Esa labor quedó mayormente fuera de la atención pública. Sin embargo, el colaboracionismo del gobierno se expresó claramente en el último gran esfuerzo de los partidos políticos que intensificaron el control y destrucción de importantes sindicatos, de gremios del sector público, de organizaciones poblacionales, para ahogar la lucha por las demandas sociales y políticas populares, bajo el pretexto de la protección de la democracia.

Y lo que quedó inscrito en el registro histórico fue el colaboracionismo para resguardar los intereses del pinochetismo. Éste debía mantener una esfera de poder propio, las Fuerzas Armadas, y una garantía de impunidad.

El carácter del primer gobierno concertacionista se definió por cumplir con esas exigencias. Los partidos de la izquierda pagaron su cuota de acceso al poder al colaborar en la desactivación de las organizaciones de trabajadores y populares, en la persecución de sus antiguos compañeros que se negaban a ser parte del pacto con los asesinos. Y el conjunto respaldó la “justicia en la medida de lo posible”.

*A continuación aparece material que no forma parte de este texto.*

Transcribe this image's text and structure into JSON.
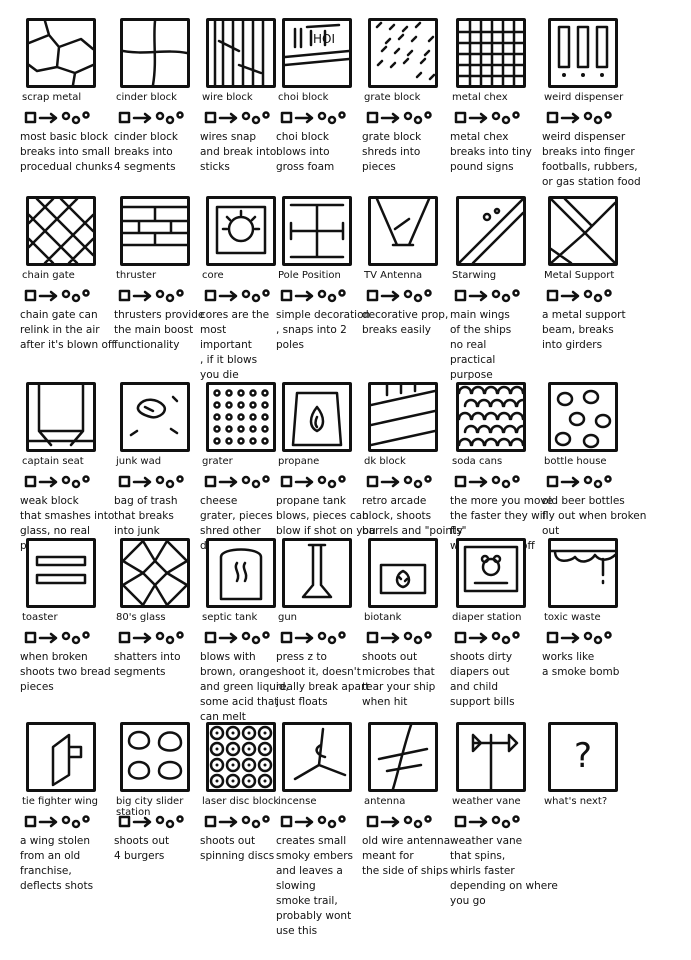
{
  "items": [
    {
      "name": "scrap metal",
      "desc": "most basic block\nbreaks into small\nprocedual chunks",
      "icon": "scrap-metal-icon"
    },
    {
      "name": "cinder block",
      "desc": "cinder block\nbreaks into\n4 segments",
      "icon": "cinder-block-icon"
    },
    {
      "name": "wire block",
      "desc": "wires snap\nand break into\nsticks",
      "icon": "wire-block-icon"
    },
    {
      "name": "choi block",
      "desc": "choi block\nblows into\ngross foam",
      "icon": "choi-block-icon"
    },
    {
      "name": "grate block",
      "desc": "grate block\nshreds into\npieces",
      "icon": "grate-block-icon"
    },
    {
      "name": "metal chex",
      "desc": "metal chex\nbreaks into tiny\npound signs",
      "icon": "metal-chex-icon"
    },
    {
      "name": "weird dispenser",
      "desc": "weird dispenser\nbreaks into finger\nfootballs, rubbers,\nor gas station food",
      "icon": "weird-dispenser-icon"
    },
    {
      "name": "chain gate",
      "desc": "chain gate can\nrelink in the air\nafter it's blown off",
      "icon": "chain-gate-icon"
    },
    {
      "name": "thruster",
      "desc": "thrusters provide\nthe main boost\nfunctionality",
      "icon": "thruster-icon"
    },
    {
      "name": "core",
      "desc": "cores are the\nmost\nimportant\n, if it blows\nyou die",
      "icon": "core-icon"
    },
    {
      "name": "Pole Position",
      "desc": "simple decoration\n, snaps into 2\npoles",
      "icon": "pole-position-icon"
    },
    {
      "name": "TV Antenna",
      "desc": "decorative prop,\nbreaks easily",
      "icon": "tv-antenna-icon"
    },
    {
      "name": "Starwing",
      "desc": "main wings\nof the ships\nno real\npractical\npurpose",
      "icon": "starwing-icon"
    },
    {
      "name": "Metal Support",
      "desc": "a metal support\nbeam, breaks\ninto girders",
      "icon": "metal-support-icon"
    },
    {
      "name": "captain seat",
      "desc": "weak block\nthat smashes into\nglass, no real purpose",
      "icon": "captain-seat-icon"
    },
    {
      "name": "junk wad",
      "desc": "bag of trash\nthat breaks\ninto junk",
      "icon": "junk-wad-icon"
    },
    {
      "name": "grater",
      "desc": "cheese\ngrater, pieces\nshred other\ndrops smaller",
      "icon": "grater-icon"
    },
    {
      "name": "propane",
      "desc": "propane tank\nblows, pieces can\nblow if shot on you",
      "icon": "propane-icon"
    },
    {
      "name": "dk block",
      "desc": "retro arcade\nblock, shoots\nbarrels and \"points\"",
      "icon": "dk-block-icon"
    },
    {
      "name": "soda cans",
      "desc": "the more you move\nthe faster they will fly\nwhen broken off",
      "icon": "soda-cans-icon"
    },
    {
      "name": "bottle house",
      "desc": "old beer bottles\nfly out when broken out",
      "icon": "bottle-house-icon"
    },
    {
      "name": "toaster",
      "desc": "when broken\nshoots two bread\npieces",
      "icon": "toaster-icon"
    },
    {
      "name": "80's glass",
      "desc": "shatters into\nsegments",
      "icon": "eighties-glass-icon"
    },
    {
      "name": "septic tank",
      "desc": "blows with\nbrown, orange\nand green liquid,\nsome acid that\ncan melt",
      "icon": "septic-tank-icon"
    },
    {
      "name": "gun",
      "desc": "press z to\nshoot it, doesn't\nreally break apart\njust floats",
      "icon": "gun-icon"
    },
    {
      "name": "biotank",
      "desc": "shoots out\nmicrobes that\ntear your ship\nwhen hit",
      "icon": "biotank-icon"
    },
    {
      "name": "diaper station",
      "desc": "shoots dirty\ndiapers out\nand child\nsupport bills",
      "icon": "diaper-station-icon"
    },
    {
      "name": "toxic waste",
      "desc": "works like\na smoke bomb",
      "icon": "toxic-waste-icon"
    },
    {
      "name": "tie fighter wing",
      "desc": "a wing stolen\nfrom an old\nfranchise,\ndeflects shots",
      "icon": "tie-fighter-wing-icon"
    },
    {
      "name": "big city slider\nstation",
      "desc": "shoots out\n4 burgers",
      "icon": "big-city-slider-icon"
    },
    {
      "name": "laser disc block",
      "desc": "shoots out\nspinning discs",
      "icon": "laser-disc-block-icon"
    },
    {
      "name": "incense",
      "desc": "creates small\nsmoky embers\nand leaves a\nslowing\nsmoke trail,\nprobably wont\nuse this",
      "icon": "incense-icon"
    },
    {
      "name": "antenna",
      "desc": "old wire antenna\nmeant for\nthe side of ships",
      "icon": "antenna-icon"
    },
    {
      "name": "weather vane",
      "desc": "weather vane\nthat spins,\nwhirls faster\ndepending on where\nyou go",
      "icon": "weather-vane-icon"
    },
    {
      "name": "what's next?",
      "desc": "",
      "icon": "question-mark-icon"
    }
  ]
}
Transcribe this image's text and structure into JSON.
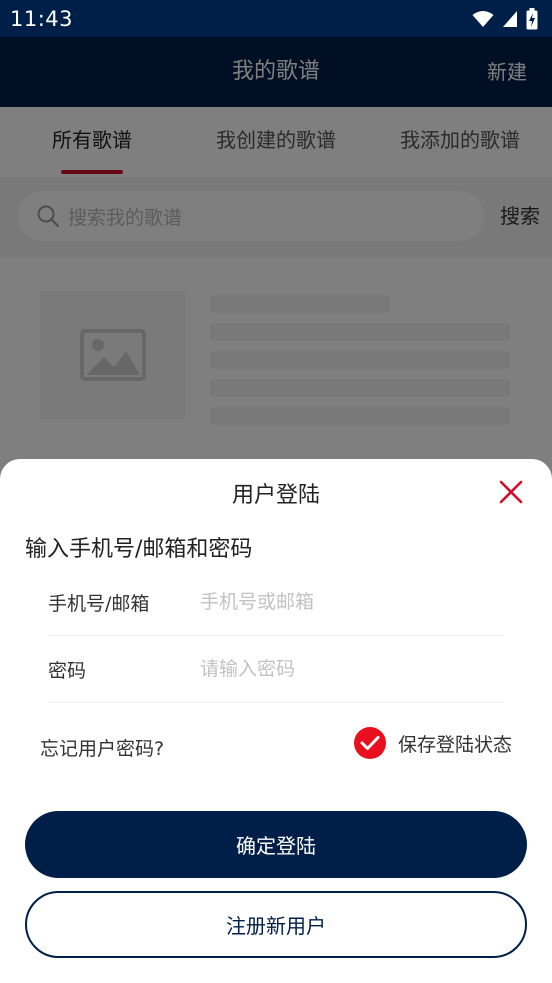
{
  "status_bar": {
    "time": "11:43",
    "icons": [
      "wifi-icon",
      "signal-icon",
      "battery-charging-icon"
    ]
  },
  "app_bar": {
    "title": "我的歌谱",
    "new_label": "新建"
  },
  "tabs": [
    {
      "label": "所有歌谱",
      "active": true
    },
    {
      "label": "我创建的歌谱",
      "active": false
    },
    {
      "label": "我添加的歌谱",
      "active": false
    }
  ],
  "search": {
    "placeholder": "搜索我的歌谱",
    "button_label": "搜索",
    "icon": "search-icon"
  },
  "login_sheet": {
    "title": "用户登陆",
    "close_icon": "close-icon",
    "subtitle": "输入手机号/邮箱和密码",
    "account_field": {
      "label": "手机号/邮箱",
      "placeholder": "手机号或邮箱",
      "value": ""
    },
    "password_field": {
      "label": "密码",
      "placeholder": "请输入密码",
      "value": ""
    },
    "forgot_label": "忘记用户密码?",
    "remember": {
      "label": "保存登陆状态",
      "checked": true
    },
    "login_button": "确定登陆",
    "register_button": "注册新用户"
  },
  "colors": {
    "primary": "#001f48",
    "accent_red": "#e8101e",
    "tab_indicator": "#d0102a"
  }
}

El mecanismo para ello quedó reflejado en el informe Rettig o de “verdad y reconciliación”. En el cálculo moral de los colaboracionistas, la exposición de una parte de los hechos de la represión -que, además, era equiparada a ciertas de acciones de resistencia a la dictadura- debía provocar una especie de borrón y cuenta nueva, un perdón a los asesinos y torturadores.

Fue este gobierno el que cimentó las bases del régimen político actual. Su origen inmoral lo definió para siempre.